Perhaps a better implementation would be something like this:

<!-- #include File="databaseStuff.asp" -->
dbConnection = getDatabaseConnection()
recordset = dbQuery(dbConnection, "select firstname, lastname from customers")
if recordset.eof = true then
   Response.Write("There are no customers!  Quick! Call marketing!!")
   end
else
   ' Print a big table of customers here
end if

Then in databaseStuff.asp:

function getDatabaseConnection()
    dim dbConnection
    set dbConnection = CreateObject("ADODB.Connection")
    dbConnection.ConnectionString = "UID=mydatabase;PWD=supersecret;driver=(Microsoft ODBC for Oracle);server=databoss;"
end function

function dbQuery(connection, sql)
    Dim recordset
    set recordset = server.CreateObject("ADODB.RecordSet")
    sql = "select firstname, last name from customers"
    dbQuery = recordset
end function

Obviously this is vastly oversimplified, but you get the idea. Now you’ve isolated database connectivity to a single function in a single file, and you can include that file and call that function from anywhere in your application. If your database password or driver or server needs to change, you change it in one place and you’re done. You can choose whether your application will allow one connection or many connections by just changing this one file — the rest of your application can remain blissfully ignorant.

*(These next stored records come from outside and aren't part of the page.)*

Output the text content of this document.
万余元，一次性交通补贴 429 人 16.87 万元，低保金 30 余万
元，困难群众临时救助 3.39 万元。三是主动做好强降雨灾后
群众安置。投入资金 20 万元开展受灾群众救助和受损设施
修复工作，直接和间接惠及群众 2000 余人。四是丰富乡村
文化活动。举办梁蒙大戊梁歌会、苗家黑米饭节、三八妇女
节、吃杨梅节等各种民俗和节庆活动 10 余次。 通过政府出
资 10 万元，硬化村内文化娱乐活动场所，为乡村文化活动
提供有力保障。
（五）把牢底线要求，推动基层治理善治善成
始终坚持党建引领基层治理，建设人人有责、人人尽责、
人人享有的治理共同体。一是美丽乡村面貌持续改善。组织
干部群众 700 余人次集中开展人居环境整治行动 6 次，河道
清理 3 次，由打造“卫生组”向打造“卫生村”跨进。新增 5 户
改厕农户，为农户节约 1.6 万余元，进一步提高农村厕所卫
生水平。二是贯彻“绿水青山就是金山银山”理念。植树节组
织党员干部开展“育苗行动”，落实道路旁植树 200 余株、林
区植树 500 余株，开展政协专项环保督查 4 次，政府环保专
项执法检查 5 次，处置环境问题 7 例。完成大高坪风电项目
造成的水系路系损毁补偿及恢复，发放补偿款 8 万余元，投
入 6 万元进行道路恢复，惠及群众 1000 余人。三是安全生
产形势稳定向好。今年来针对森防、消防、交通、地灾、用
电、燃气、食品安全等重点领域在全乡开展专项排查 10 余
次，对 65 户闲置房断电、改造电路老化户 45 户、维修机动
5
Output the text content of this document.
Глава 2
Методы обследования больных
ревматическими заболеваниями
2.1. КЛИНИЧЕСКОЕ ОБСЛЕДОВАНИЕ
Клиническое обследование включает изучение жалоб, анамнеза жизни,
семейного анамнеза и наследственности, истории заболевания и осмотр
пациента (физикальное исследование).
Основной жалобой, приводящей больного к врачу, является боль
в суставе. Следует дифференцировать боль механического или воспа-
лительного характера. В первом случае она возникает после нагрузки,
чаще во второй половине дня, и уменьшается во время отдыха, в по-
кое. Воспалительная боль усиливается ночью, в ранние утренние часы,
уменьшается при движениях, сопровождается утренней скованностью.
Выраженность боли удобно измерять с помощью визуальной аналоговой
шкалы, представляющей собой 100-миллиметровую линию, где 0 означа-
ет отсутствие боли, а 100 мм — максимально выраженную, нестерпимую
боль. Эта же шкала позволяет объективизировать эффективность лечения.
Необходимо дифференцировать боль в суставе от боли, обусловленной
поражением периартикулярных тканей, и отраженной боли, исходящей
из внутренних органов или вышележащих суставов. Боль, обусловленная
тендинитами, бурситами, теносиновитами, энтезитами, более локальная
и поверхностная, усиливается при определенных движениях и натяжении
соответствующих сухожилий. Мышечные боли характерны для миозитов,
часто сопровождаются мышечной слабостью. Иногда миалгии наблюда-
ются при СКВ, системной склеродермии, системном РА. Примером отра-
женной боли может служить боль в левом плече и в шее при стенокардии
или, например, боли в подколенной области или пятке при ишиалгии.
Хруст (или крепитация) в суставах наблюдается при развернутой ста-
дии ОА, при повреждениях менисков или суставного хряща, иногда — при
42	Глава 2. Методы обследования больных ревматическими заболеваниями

Likewise, the dbQuery method will handle the details of how record sets are created and retrieved, and you don’t need to clutter your application with those details. This particular example is weak for the sake of simplicity. In reality, you would want a function that would handle parameterizing the query, building argument collections, handling certain kinds of errors, and so on. But again, you could and should put the bulk of that into a method like this once and then use it throughout your application as needed.

Avoiding repetitive code saves work now, as well as down the road. The code becomes easier to maintain not only because there is less of it, but also because it’s easier to read and understand. This is important to you (because six months from now you won’t remember all the details of the code) and to your team and others who may inherit the project after you. So stop repeating yourself, and you may find time for more interesting pursuits.